Before you can build or fill a form, Air Fill needs permission to reach your Airtable data. There are two ways to connect. We recommend signing in with Airtable; a personal access token is there as a fallback if you need it.
Option 1: Sign in with Airtable (recommended)
This opens Airtable’s own sign-in page, so you never hand your password to Air Fill. It requires iOS 17.4 or later.
- In Air Fill, tap Sign in with Airtable.
- Airtable’s sign-in page opens. Log in there if you aren’t already.

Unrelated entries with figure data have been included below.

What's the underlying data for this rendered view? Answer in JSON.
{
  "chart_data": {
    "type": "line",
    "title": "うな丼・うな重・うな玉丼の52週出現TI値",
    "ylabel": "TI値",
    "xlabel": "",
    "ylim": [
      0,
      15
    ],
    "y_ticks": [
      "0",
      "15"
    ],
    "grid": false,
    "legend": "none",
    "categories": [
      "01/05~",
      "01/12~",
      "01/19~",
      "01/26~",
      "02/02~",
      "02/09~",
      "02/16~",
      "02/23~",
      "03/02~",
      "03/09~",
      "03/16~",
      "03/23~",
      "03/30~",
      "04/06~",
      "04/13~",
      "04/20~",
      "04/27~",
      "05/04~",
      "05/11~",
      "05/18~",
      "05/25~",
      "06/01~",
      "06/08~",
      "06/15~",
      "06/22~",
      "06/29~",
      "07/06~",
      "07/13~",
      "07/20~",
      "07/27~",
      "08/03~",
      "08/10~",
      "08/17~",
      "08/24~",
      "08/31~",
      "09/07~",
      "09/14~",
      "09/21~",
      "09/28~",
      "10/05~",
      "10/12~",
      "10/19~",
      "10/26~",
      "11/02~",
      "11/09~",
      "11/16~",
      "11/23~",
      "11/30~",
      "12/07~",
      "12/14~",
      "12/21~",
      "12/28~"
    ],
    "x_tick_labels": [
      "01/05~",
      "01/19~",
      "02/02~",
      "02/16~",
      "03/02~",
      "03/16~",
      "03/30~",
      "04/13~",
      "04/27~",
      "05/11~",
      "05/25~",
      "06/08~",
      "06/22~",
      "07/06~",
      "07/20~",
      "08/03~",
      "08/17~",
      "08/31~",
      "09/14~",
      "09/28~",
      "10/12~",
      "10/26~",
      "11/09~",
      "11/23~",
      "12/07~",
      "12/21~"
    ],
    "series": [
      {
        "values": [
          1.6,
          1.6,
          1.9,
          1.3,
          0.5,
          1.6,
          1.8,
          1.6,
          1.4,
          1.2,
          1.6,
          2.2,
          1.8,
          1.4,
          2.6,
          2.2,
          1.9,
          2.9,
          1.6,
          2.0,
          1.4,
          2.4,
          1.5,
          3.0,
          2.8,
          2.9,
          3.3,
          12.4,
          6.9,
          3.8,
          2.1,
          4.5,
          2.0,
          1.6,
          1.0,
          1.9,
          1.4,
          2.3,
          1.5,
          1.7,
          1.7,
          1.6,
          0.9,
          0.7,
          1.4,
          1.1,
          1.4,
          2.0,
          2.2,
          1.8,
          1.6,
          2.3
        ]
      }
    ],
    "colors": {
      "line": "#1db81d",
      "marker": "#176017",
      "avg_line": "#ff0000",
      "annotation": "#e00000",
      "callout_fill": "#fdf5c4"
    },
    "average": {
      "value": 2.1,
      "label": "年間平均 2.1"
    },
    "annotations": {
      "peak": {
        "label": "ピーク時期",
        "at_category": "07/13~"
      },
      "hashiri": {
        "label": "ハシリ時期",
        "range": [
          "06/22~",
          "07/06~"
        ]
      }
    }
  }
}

- Review the permissions Air Fill asks for, then approve.
- You’ll return to Air Fill, connected and ready.
Air Fill requests four permissions so it can do its job:
- Read records (
data.records:read) — to show your existing data. - Write records (
data.records:write) — to save form submissions and updates. - Read base schema (
schema.bases:read) — to see your tables and fields so it can build the form. - Read your account email (
user.email:read) — so Air Fill can show which account is connected.
Option 2: Personal access token
If signing in with Airtable isn’t available to you, you can create a personal access token in your Airtable account and paste it into Air Fill. You create the token in Airtable, so those steps live on Airtable’s site and their screens may look a little different over time.
- Go to the personal access tokens page in your Airtable account: airtable.com/create/tokens.
- Create a new token.
- Add these three scopes:
schema.bases:read,data.records:read, anddata.records:write. - Grant the token access to the base or bases you’ll use with Air Fill.
- Copy the token, return to Air Fill, and paste it in.
A note on write access: Airtable doesn’t tell Air Fill in advance whether a token can write. If a token is missing write access, everything looks fine until you try to submit — then you’ll see a permission error (a 403). The fix is to edit or recreate the token so it has data.records:write and access to that base.
Where your login is stored
Your credentials are kept in your device’s Keychain, encrypted by iOS. They’re shared only with other Air Pack apps on the same device, and they’re never sent to Knock Knock Bang or Air Fill. Air Fill talks directly to Airtable from your device — there’s no Air Fill account and no Air Fill server holding your data.
Troubleshooting
- “Sign in with Airtable” is greyed out. This option needs iOS 17.4 or later. Update iOS, or use a personal access token instead.
- Air Fill can’t see my base. The connection needs
schema.bases:readand access to that specific base. If you’re using a token, edit it to include that scope and add the base. - Submission failed with a permission error. The connection needs
data.records:writeon that base. Recreate or edit the token with write access and access to the base, then try again.